This thesis focuses on the development of a machine learning-based 3D computer vision system that can represent complex 3D shapes and scenes with a group of simple geometric primitives. The proposed system is a multi-stage process that utilizes a learning-based Hierarchical Gaussian Mixture Model (HGMM) as the shape representation, which is then taken as the input into the primitive detection module. The proposed computer vision system requires no supervision while training and is able to provide accurate and robust approximations of 3D shapes via a set of simple geometric primitives, such as cuboids, planes, or spheres. This significantly reduces the memory footprint while keeping a meaningful and discriminative representation of the original model.

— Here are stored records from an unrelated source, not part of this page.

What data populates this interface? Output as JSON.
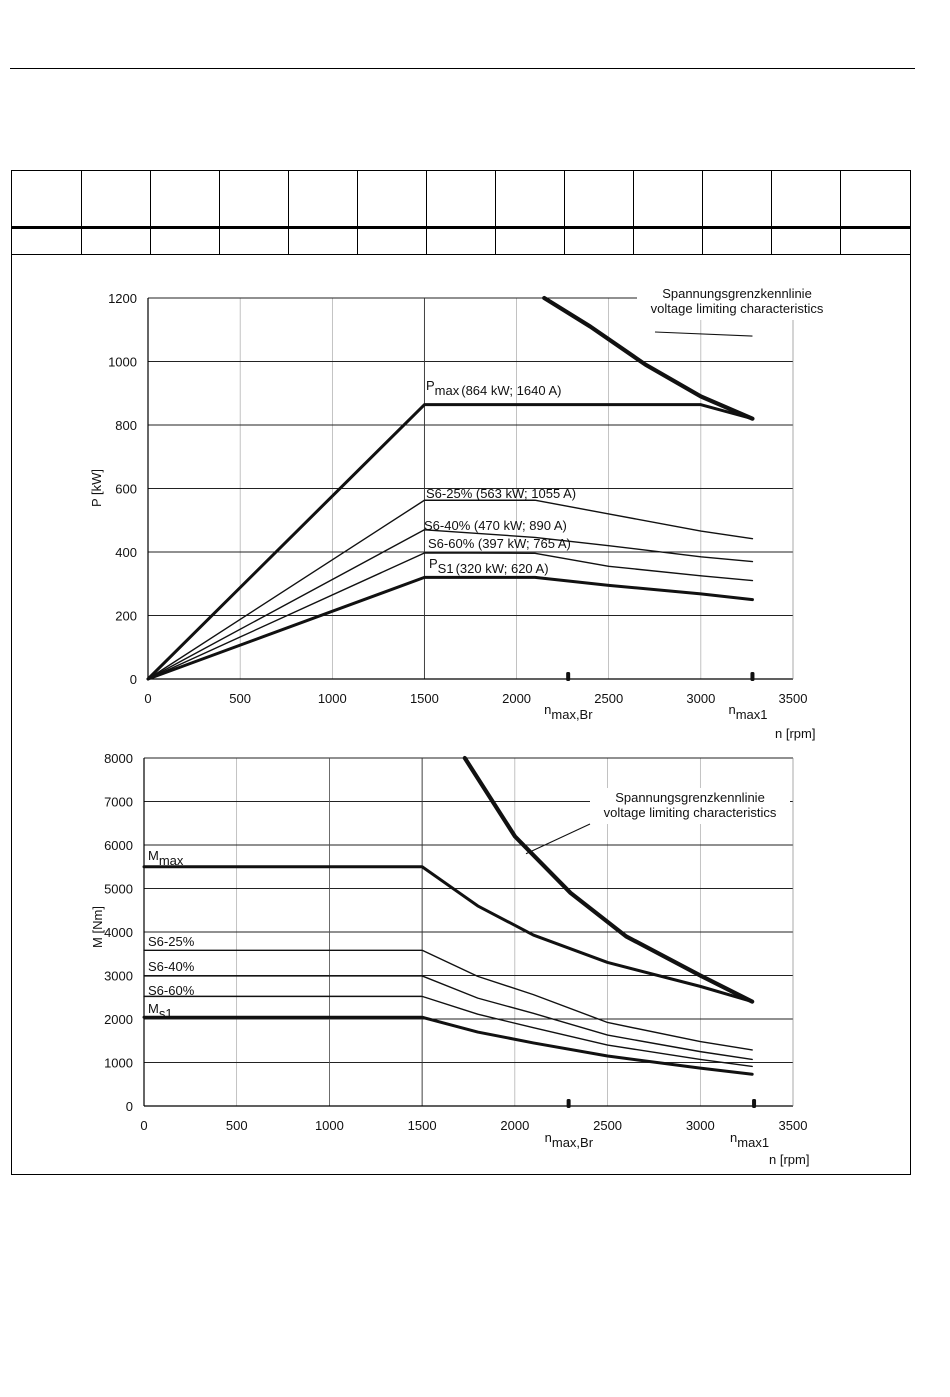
{
  "chart_data": [
    {
      "type": "line",
      "xlim": [
        0,
        3500
      ],
      "ylim": [
        0,
        1200
      ],
      "x_ticks": [
        "0",
        "500",
        "1000",
        "1500",
        "2000",
        "2500",
        "3000",
        "3500"
      ],
      "y_ticks": [
        "0",
        "200",
        "400",
        "600",
        "800",
        "1000",
        "1200"
      ],
      "ylabel": "P [kW]",
      "xlabel": "n [rpm]",
      "markers": [
        {
          "x": 2280,
          "label": "n",
          "sub": "max,Br"
        },
        {
          "x": 3280,
          "label": "n",
          "sub": "max1"
        }
      ],
      "series": [
        {
          "name": "Pmax",
          "label_main": "P",
          "label_sub": "max",
          "label_note": "(864 kW; 1640 A)",
          "weight": "bold",
          "x": [
            0,
            1500,
            3000,
            3280
          ],
          "y": [
            0,
            864,
            864,
            820
          ]
        },
        {
          "name": "S6-25%",
          "label_main": "S6-25% (563 kW; 1055 A)",
          "weight": "thin",
          "x": [
            0,
            1500,
            2100,
            2500,
            3000,
            3280
          ],
          "y": [
            0,
            563,
            563,
            520,
            466,
            442
          ]
        },
        {
          "name": "S6-40%",
          "label_main": "S6-40% (470 kW; 890 A)",
          "weight": "thin",
          "x": [
            0,
            1500,
            2100,
            2500,
            3000,
            3280
          ],
          "y": [
            0,
            470,
            446,
            420,
            385,
            370
          ]
        },
        {
          "name": "S6-60%",
          "label_main": "S6-60% (397 kW; 765 A)",
          "weight": "thin",
          "x": [
            0,
            1500,
            2100,
            2500,
            3000,
            3280
          ],
          "y": [
            0,
            397,
            396,
            355,
            325,
            310
          ]
        },
        {
          "name": "PS1",
          "label_main": "P",
          "label_sub": "S1",
          "label_note": "(320 kW; 620 A)",
          "weight": "bold",
          "x": [
            0,
            1500,
            2100,
            2500,
            3000,
            3280
          ],
          "y": [
            0,
            320,
            320,
            295,
            268,
            250
          ]
        },
        {
          "name": "voltage limit",
          "weight": "boldest",
          "x": [
            2150,
            2400,
            2700,
            3000,
            3280
          ],
          "y": [
            1200,
            1110,
            990,
            890,
            820
          ]
        }
      ],
      "annotation": {
        "line1": "Spannungsgrenzkennlinie",
        "line2": "voltage limiting characteristics"
      }
    },
    {
      "type": "line",
      "xlim": [
        0,
        3500
      ],
      "ylim": [
        0,
        8000
      ],
      "x_ticks": [
        "0",
        "500",
        "1000",
        "1500",
        "2000",
        "2500",
        "3000",
        "3500"
      ],
      "y_ticks": [
        "0",
        "1000",
        "2000",
        "3000",
        "4000",
        "5000",
        "6000",
        "7000",
        "8000"
      ],
      "ylabel": "M [Nm]",
      "xlabel": "n [rpm]",
      "markers": [
        {
          "x": 2290,
          "label": "n",
          "sub": "max,Br"
        },
        {
          "x": 3290,
          "label": "n",
          "sub": "max1"
        }
      ],
      "series": [
        {
          "name": "Mmax",
          "label_main": "M",
          "label_sub": "max",
          "weight": "bold",
          "x": [
            0,
            1500,
            1800,
            2100,
            2500,
            3000,
            3280
          ],
          "y": [
            5500,
            5500,
            4600,
            3930,
            3300,
            2750,
            2400
          ]
        },
        {
          "name": "S6-25%",
          "label_main": "S6-25%",
          "weight": "thin",
          "x": [
            0,
            1500,
            1800,
            2100,
            2500,
            3000,
            3280
          ],
          "y": [
            3580,
            3580,
            2980,
            2560,
            1920,
            1480,
            1290
          ]
        },
        {
          "name": "S6-40%",
          "label_main": "S6-40%",
          "weight": "thin",
          "x": [
            0,
            1500,
            1800,
            2100,
            2500,
            3000,
            3280
          ],
          "y": [
            2990,
            2990,
            2480,
            2130,
            1630,
            1250,
            1070
          ]
        },
        {
          "name": "S6-60%",
          "label_main": "S6-60%",
          "weight": "thin",
          "x": [
            0,
            1500,
            1800,
            2100,
            2500,
            3000,
            3280
          ],
          "y": [
            2520,
            2520,
            2110,
            1800,
            1400,
            1070,
            910
          ]
        },
        {
          "name": "Ms1",
          "label_main": "M",
          "label_sub": "s1",
          "weight": "bold",
          "x": [
            0,
            1500,
            1800,
            2100,
            2500,
            3000,
            3280
          ],
          "y": [
            2040,
            2040,
            1700,
            1450,
            1150,
            870,
            730
          ]
        },
        {
          "name": "voltage limit",
          "weight": "boldest",
          "x": [
            1730,
            2000,
            2300,
            2600,
            3000,
            3280
          ],
          "y": [
            8000,
            6200,
            4900,
            3900,
            3000,
            2400
          ]
        }
      ],
      "annotation": {
        "line1": "Spannungsgrenzkennlinie",
        "line2": "voltage limiting characteristics"
      }
    }
  ]
}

The primitive detection system pipeline involves two sequential stages. The first stage involves the training and post-processing of the HGMM data representation. Firstly, it is shown that the Expectation Maximization (EM) algorithm requires a scenario-specific initialization method to succeed. To solve this problem, a learning-based neural network is used to generate meaningful and discriminative HGMMs without the need for an initial condition. An adaptive modelling module utilizing the Non-maximum Suppression (NMS) algorithm is developed as a post-processing technique to detect and eliminate overlapping mixture components and hence reduce the number of required parameters for a more lightweight representation.
For the second stage, a statistical primitive fitting module is applied to fit geometric primitives to the input point cloud based on the estimated HGMM. Then, a primitive alignment and merging algorithm is designed to locate and combine primitive segments that originally belong to a larger primitive model. This allows for a cleaner and more discriminative detection result. Finally, experiments are conducted to evaluate the performance of deep learning-based HGMM and the primitive detection results with the EM-based HGMMs as the baseline.
The proposed system is able to provide a visual abstraction of the original 3D shapes with parameterized and simplified geometry format, which can later be applied in real-world applications such as 3D rendering, robot simulation, and game development.